The eclectic mix of art found in the Bowers Museum’s “Weird And Wonderful” exhibition are both strange and great. Brought forth from the darkest corners of the museum’s storerooms, the artwork comes from all corners of the globe.
Walking through these types of exhibits is always like taking a step back in time. But, with the museum’s informative labels stationed alongside each piece of art in this exhibit, this particular journey has a great tour guide.
Ever been to a museum where the art stands alone, where you are just expected to magically know what exactly is going on with the piece? This museum takes education seriously and provides useful facts about each artwork, because, you know, shrunken heads situated inside glass cases aren’t nearly as exciting if the museum does not take the time to elaborate on early 20th century Shuar culture in the Amazon.
The Shuars took the heads of slain neighboring warriors during times of hostilities and brought them back to their tribe to boil in plant and herb mixtures to initiate head shrinking. In addition, they also sewed shut the mouth and eyes to prevent the soul of the deceased from escaping. The result of this long and complicated process was a doll-sized head that represented power to its Shuar owner. The head is frighteningly well-preserved in its midget state.
Equally well preserved in the Mexican and Central American portion of the collection is a clay sculpture of a man from Mexico, circa 200-900. This anything-but-ordinary man lays hunched over in an odd and uncomfortable position. With closer reading, this sculpture represented a man with a type of deformation most likely caused by syphilis. Apparently, in a number of ancient American cultures, individuals with abnormalities were viewed as members of high society and not as diseased freaks as they sometimes (and unfortunately) are viewed today.
Some labels also reveal what various ancient cultures believed in and how their beliefs shaped their lives. Without reading the label, one might never guess that a small, but eye-catching, sculpture of an ibis from Egypt could exemplify how certain beliefs affect every aspect of one’s life.

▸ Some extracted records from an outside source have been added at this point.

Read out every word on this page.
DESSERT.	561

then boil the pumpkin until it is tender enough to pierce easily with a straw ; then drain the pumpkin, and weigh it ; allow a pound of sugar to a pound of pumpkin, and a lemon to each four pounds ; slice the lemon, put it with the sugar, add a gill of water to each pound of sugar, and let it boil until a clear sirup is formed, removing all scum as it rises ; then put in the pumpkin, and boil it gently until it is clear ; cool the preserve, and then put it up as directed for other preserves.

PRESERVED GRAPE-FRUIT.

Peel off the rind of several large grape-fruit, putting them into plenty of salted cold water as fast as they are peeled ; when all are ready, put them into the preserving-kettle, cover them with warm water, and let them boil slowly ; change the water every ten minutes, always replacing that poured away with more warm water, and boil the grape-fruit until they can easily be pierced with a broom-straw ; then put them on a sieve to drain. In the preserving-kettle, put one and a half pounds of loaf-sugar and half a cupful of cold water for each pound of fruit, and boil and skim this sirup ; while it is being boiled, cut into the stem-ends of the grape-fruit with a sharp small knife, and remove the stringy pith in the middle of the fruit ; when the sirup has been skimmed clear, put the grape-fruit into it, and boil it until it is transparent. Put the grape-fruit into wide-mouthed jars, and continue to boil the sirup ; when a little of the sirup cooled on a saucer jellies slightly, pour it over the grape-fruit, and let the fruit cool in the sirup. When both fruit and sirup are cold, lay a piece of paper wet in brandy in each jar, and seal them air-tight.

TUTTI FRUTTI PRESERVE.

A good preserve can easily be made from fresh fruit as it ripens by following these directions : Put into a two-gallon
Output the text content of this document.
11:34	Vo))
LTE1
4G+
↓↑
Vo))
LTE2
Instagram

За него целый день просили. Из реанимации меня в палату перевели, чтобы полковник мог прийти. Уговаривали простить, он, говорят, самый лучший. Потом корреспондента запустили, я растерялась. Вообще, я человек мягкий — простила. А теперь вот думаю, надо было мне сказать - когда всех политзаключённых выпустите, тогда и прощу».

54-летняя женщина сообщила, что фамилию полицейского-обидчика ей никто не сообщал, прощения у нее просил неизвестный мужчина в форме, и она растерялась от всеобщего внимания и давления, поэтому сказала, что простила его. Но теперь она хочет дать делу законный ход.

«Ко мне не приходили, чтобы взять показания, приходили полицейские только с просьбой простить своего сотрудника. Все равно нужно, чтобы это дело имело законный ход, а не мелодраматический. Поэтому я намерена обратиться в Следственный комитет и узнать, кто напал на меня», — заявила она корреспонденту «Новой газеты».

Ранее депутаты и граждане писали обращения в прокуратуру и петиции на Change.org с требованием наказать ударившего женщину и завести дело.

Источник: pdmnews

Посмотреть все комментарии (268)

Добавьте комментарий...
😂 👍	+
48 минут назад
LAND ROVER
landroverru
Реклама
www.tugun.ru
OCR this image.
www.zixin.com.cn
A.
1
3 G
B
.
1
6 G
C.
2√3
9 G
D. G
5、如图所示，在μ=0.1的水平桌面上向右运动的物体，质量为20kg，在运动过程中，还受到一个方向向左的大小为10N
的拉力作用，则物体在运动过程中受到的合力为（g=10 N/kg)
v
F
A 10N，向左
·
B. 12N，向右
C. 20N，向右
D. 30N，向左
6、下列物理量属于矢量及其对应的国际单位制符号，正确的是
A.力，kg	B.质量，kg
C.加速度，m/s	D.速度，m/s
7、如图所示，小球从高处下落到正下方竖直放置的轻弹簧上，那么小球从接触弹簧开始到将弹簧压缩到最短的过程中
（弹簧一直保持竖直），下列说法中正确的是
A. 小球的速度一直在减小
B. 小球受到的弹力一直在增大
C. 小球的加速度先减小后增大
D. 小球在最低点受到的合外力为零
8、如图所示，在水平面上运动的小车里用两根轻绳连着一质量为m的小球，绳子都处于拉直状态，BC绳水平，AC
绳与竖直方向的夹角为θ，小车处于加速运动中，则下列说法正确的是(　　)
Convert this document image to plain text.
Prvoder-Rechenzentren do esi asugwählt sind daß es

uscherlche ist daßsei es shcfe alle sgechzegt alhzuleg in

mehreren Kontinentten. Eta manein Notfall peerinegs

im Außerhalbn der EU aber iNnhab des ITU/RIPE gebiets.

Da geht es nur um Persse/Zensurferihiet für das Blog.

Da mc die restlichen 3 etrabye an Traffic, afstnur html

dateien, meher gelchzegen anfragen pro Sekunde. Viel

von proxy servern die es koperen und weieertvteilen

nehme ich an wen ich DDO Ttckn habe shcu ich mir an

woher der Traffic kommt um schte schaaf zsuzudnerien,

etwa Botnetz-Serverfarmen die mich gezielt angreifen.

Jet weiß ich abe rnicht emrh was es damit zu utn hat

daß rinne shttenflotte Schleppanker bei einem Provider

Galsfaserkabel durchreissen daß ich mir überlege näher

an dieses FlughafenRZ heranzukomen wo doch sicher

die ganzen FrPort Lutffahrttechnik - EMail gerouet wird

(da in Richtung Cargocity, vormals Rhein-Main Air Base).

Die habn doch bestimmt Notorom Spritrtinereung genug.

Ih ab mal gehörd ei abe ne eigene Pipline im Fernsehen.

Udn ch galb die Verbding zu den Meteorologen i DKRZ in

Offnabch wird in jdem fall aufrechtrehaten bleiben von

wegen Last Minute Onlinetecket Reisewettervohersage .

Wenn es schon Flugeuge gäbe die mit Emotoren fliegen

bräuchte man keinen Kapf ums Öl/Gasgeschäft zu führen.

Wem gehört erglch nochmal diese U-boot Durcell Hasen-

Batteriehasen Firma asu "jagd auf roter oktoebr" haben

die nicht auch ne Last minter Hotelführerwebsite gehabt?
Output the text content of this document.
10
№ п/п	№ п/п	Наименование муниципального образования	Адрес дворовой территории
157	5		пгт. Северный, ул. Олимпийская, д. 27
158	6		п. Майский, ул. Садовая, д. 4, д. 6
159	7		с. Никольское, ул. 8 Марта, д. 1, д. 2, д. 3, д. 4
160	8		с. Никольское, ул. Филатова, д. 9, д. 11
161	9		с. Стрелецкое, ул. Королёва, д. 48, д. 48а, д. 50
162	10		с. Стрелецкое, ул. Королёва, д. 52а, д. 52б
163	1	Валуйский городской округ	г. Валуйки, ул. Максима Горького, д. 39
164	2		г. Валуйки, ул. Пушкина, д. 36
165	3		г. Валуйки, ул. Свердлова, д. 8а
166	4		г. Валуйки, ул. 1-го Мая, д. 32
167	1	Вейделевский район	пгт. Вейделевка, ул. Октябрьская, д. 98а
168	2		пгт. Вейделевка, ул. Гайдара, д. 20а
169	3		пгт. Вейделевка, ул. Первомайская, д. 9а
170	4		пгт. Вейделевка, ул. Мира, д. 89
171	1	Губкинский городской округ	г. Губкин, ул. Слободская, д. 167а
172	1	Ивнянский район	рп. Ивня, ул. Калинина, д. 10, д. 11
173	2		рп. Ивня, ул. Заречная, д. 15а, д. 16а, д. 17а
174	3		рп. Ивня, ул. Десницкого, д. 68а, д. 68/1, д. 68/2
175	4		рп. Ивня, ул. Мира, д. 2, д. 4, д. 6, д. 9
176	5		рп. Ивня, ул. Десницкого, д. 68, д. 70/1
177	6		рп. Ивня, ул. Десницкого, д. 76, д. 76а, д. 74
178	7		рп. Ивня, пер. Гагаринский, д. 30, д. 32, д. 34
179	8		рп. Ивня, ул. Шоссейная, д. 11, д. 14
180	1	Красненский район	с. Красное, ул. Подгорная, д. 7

The ibis sculpture is a reference to Thoth, the Egyptian god of wisdom, knowledge and the underworld, who was depicted as having the head of an ibis and the body of a human. One of Thoth’s numerous jobs was to use scales to weigh the heart portion of the soul of the deceased against the feather of truth in order to determine an individual’s worthiness to enter the eternal life. Therefore, an evil heart must be a heavier heart, and would fail Thoth’s test. It wouldn’t be surprising if this myth encouraged Thoth’s followers to try to live more virtuous lives.
Although the majority of the art comes from different countries and distant centuries past, one large area near the rear of the exhibit lies a room devoted to mostly American oil painters from the late 1800s to early 1900s. This is one area where you can relax, perhaps take a short break from reading and marvel at the craftsmanship of the paintings.
One wonderful painting, “Oranges in Tissues With Vase” by William J. McCloskey, makes the $9 museum entry fee worth it. The brightly colored and poignantly realistic oranges are painted in the most intriguing way. Here is one piece where words alone just can’t do this painting justice.
However, not all of McCloskey’s paintings featured in this room were awe-inspiring. One painting portraying his daughter was just downright creepy. Fortunately, the rest of the paintings, many of which illustrated Southern California land during the early 1900s, drew attention away from that fact.
From Egypt to Ecuador to Southern California and several places in between, the “Weird And Wonderful” exhibition captures the beauty of diversity. These are merely a few of my highlights while visiting the exhibit; the rest of the exhibit is at your discretion.
If you feel like learning more about otherworldly cultures or a little more history about your own, or if you’re just simply in the mood to admire a Japanese Wakazashi, head down to Santa Ana and view “Weird And Wonderful” at the Bowers Museum. The exhibition runs until Sunday, Nov. 30.